上述实施例主要介绍了一种语音识别方法,在本申请实施例中,该服务器上可以设置有显示设备,该服务器可以将语音数据对应的文本信息在显示设备的目标页面进行显示;该服务器还可以将该语音数据对应的文本信息发送至用户终端,在用户终端的目标页面上显示该语音数据对应的文本信息。其中,该目标页面可以为会话页面、搜索页面等,本申请实施例对此不作限定。
图7是本申请实施例提供的一种文本信息显示方式示意图,参见图7,以该目标页面701为会话页面为例,该服务器可以对用户在该会话页面701输入的语音数据进行语音识别,将该语音数据对应的文本信息702返回至终端,在该目标页面701的会话显示区域703进行显示。
本申请实施例提供的技术方案,可以应用于任一需要输入文本信息的场景中,例如,本方案还可以应用于搜索场景,用户在搜索信息时无需逐字输入搜索内容,只需录入语音即可。本方案提供的语音识别技术,可以有效提高信息输入效率。
在本申请实施例中,上述语音识别技术部署于服务器中,该服务器可以为目标应用程序的后台服务器,该服务器可以为该目标应用程序提供语音识别服务。例如,该目标应用程序为即时通讯类应用程序时,用户可以通过语音输入的形式在终端录入语音信息,由服务器将语音信息转换为文本信息,以提高信息输入的效率。图8是本申请实施例提供的一种文本信息显示方法的流程图,参见图8,该方法具体可以包括以下步骤:
801、终端响应于语音输入指令,获取实时输入的语音数据。
其中,该终端可以为用户所使用的计算机设备,例如,该终端可以为手机、电脑等,该终端可以安装和运行有该目标应用程序。
在一种可能实现方式中,该终端检测到用户对语音输入控件的触发操作时,可以获取用户实时输入的语音数据。其中,该触发操作可以为点击操作、长按操作等,本申请实施例对此不作限定。
802、终端对该语音数据进行分片处理,得到至少一个语音分片。
在一种可能实现方式中,该终端可以按照目标周期对用户输入的语音数据 进行分片处理,其中,该目标周期可以由开发人员进行设置,本申请实施例对此不作限定。
803、终端获取各个该语音分片对应的文本信息。
在一种可能实现方式中,该终端可以向服务器发送语音识别请求,该语音识别请求携带该至少一个语音分片,例如,该终端获取到语音分片后,可以将语音分片利用网络协议打包,再将语音识别请求与打包后的语音数据发送至服务器。该终端可以接收该服务器返回的该文本信息,该文本信息是该服务器基于该语音分片中各个语音片段的隐层特征确定的。

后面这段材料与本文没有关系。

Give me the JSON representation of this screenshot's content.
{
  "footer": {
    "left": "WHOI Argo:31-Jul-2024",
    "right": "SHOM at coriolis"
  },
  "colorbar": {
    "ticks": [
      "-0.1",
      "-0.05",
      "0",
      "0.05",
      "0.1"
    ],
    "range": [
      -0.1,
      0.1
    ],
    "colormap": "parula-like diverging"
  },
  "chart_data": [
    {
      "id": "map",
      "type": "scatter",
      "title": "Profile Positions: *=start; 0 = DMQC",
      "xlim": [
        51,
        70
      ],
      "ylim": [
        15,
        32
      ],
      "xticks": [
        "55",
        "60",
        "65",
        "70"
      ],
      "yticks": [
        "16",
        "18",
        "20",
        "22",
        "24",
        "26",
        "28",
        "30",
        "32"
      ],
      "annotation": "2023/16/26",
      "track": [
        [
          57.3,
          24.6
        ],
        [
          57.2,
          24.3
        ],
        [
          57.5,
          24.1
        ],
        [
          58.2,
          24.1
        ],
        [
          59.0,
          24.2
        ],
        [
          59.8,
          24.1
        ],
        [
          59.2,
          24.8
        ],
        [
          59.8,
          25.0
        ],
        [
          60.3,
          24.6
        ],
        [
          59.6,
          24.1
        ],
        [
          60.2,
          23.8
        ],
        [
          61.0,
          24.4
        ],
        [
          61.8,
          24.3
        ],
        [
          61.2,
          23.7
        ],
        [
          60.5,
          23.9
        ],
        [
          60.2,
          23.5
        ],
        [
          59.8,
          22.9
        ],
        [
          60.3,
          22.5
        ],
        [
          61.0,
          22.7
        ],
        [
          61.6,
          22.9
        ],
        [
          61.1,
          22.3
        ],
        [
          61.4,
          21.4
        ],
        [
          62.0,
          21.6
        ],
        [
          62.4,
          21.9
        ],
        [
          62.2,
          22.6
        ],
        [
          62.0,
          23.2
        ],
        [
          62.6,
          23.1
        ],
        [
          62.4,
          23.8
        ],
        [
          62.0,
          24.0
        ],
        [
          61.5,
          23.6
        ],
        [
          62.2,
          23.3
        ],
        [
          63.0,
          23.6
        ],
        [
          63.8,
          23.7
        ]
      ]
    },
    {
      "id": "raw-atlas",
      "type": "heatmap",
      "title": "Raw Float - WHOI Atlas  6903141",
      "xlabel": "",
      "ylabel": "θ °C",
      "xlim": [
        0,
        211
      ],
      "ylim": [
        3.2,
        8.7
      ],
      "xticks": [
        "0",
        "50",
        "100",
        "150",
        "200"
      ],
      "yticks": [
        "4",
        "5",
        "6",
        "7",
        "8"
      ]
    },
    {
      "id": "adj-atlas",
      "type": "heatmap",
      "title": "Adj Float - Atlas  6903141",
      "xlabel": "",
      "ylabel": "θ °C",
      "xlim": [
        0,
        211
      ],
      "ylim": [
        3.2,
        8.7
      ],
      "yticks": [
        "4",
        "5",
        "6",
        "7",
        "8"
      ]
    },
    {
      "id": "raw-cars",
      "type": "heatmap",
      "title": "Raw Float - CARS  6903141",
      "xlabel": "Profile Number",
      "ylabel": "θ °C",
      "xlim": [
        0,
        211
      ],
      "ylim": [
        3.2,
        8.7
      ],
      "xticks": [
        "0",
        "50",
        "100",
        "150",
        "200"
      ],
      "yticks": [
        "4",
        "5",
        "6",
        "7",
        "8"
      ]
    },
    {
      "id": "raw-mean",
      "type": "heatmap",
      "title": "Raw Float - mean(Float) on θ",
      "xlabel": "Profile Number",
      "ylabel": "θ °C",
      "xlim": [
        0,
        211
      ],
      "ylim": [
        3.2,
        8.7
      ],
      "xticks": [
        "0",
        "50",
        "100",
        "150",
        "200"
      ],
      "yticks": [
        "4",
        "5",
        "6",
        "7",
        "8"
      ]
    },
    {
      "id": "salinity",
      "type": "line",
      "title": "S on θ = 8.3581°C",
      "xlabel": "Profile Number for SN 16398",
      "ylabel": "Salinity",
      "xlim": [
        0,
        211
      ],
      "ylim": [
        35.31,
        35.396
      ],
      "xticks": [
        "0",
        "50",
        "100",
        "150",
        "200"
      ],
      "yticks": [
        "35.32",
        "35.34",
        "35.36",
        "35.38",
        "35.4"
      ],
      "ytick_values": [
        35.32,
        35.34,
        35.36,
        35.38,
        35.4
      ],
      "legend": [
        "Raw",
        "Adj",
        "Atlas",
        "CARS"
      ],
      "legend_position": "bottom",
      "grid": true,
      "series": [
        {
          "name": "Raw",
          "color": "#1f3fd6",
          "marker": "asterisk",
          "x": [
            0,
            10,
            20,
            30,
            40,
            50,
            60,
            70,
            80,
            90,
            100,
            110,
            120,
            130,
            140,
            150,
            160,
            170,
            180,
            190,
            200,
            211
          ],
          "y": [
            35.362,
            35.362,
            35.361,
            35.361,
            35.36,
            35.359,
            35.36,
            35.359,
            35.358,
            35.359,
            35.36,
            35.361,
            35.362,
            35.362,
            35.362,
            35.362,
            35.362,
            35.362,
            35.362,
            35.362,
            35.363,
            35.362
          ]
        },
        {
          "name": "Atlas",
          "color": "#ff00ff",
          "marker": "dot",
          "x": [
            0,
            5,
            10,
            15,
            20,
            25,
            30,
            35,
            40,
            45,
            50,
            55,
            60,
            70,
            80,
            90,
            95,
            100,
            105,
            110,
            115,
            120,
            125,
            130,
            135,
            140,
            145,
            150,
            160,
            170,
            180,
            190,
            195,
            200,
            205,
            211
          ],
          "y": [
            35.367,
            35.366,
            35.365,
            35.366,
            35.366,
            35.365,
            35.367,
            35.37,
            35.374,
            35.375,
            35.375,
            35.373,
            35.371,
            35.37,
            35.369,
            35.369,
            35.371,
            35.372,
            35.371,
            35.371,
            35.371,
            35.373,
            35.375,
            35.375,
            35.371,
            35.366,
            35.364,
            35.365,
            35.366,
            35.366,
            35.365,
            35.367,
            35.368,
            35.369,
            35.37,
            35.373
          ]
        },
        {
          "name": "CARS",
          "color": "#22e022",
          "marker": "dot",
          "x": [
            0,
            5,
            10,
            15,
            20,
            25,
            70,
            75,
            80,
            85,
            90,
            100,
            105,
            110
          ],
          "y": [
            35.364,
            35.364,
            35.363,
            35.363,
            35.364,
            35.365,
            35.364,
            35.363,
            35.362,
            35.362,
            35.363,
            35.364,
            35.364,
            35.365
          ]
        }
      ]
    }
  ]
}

在一种可能实现方式中,该终端获取到语音数据后,可以对语音数据进行实时识别,得到文本信息。本申请实施例对此不作限定,在本申请实施例中,以服务器执行语音识别的步骤为例进行说明。
需要说明的是,上述语音识别的方法,与上述步骤202至步骤207中语音识别的方法同理,在此不作赘述。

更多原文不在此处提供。